A terceira lição é mais complexa e multifacetada. Recomenda que as organizações se protejam destas personalidades. Como? Impedindo o seu ingresso na organização através de mecanismos de seleção mais apurados. Suscitando culturas organizacionais que premeiem o espírito crítico. E criando mecanismos institucionais de governança que impeçam os abusos. Naturalmente, estas vias prudenciais podem ser insuficientes quando a tríade sombria está nos alicerces fundacionais da organização. Daí decorre a necessidade de reguladores fortes e desconfiados por natureza, e de meios de comunicação social igualmente vigorosos e verdadeiramente independentes.
PS. Enquanto escrevo este texto, desconheço o resultado da eleição presidencial nos EUA. Assusta-me a ideia de Trump (o seu ex-chefe de gabinete, John Kelly, acusa-o de ser fascista) vencer. O magnata e ex-presidente é autoconfiante, profundamente determinado, ousado e corajoso. Recuperou, com enorme tenacidade, de várias falências.

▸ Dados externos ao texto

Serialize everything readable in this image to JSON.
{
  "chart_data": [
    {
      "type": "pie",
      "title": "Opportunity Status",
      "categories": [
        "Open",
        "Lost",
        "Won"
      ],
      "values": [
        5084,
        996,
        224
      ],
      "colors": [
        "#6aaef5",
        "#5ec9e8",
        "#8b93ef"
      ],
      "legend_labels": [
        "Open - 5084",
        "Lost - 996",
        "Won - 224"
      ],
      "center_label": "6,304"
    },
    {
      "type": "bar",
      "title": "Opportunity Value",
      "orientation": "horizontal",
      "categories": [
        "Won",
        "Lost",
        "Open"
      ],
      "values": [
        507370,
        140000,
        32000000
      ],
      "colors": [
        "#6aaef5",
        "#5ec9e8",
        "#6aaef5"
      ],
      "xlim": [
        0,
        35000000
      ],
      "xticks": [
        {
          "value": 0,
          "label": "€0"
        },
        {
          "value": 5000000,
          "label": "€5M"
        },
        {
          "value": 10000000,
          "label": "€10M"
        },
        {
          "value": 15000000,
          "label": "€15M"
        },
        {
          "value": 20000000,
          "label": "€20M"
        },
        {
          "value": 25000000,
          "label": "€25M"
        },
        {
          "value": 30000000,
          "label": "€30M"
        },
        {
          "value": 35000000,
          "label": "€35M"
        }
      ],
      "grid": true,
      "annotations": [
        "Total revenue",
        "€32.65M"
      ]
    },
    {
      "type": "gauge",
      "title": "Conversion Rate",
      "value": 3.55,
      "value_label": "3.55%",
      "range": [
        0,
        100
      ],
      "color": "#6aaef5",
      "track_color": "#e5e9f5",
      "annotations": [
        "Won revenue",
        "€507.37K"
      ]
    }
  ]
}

Mas o potencial destrutivo da sua liderança é enorme – não apesar dessas qualidades, mas por causa A idolatria de que é alvo tem contribuído para normalizar a desonestidade, a desvergonha, a indecência, o ódio, as trapalhadas e o desrespeito pelos princípios da civilidade e da democracia. Espero que muitos dos seus milhões de apoiantes não venham a provar o fel.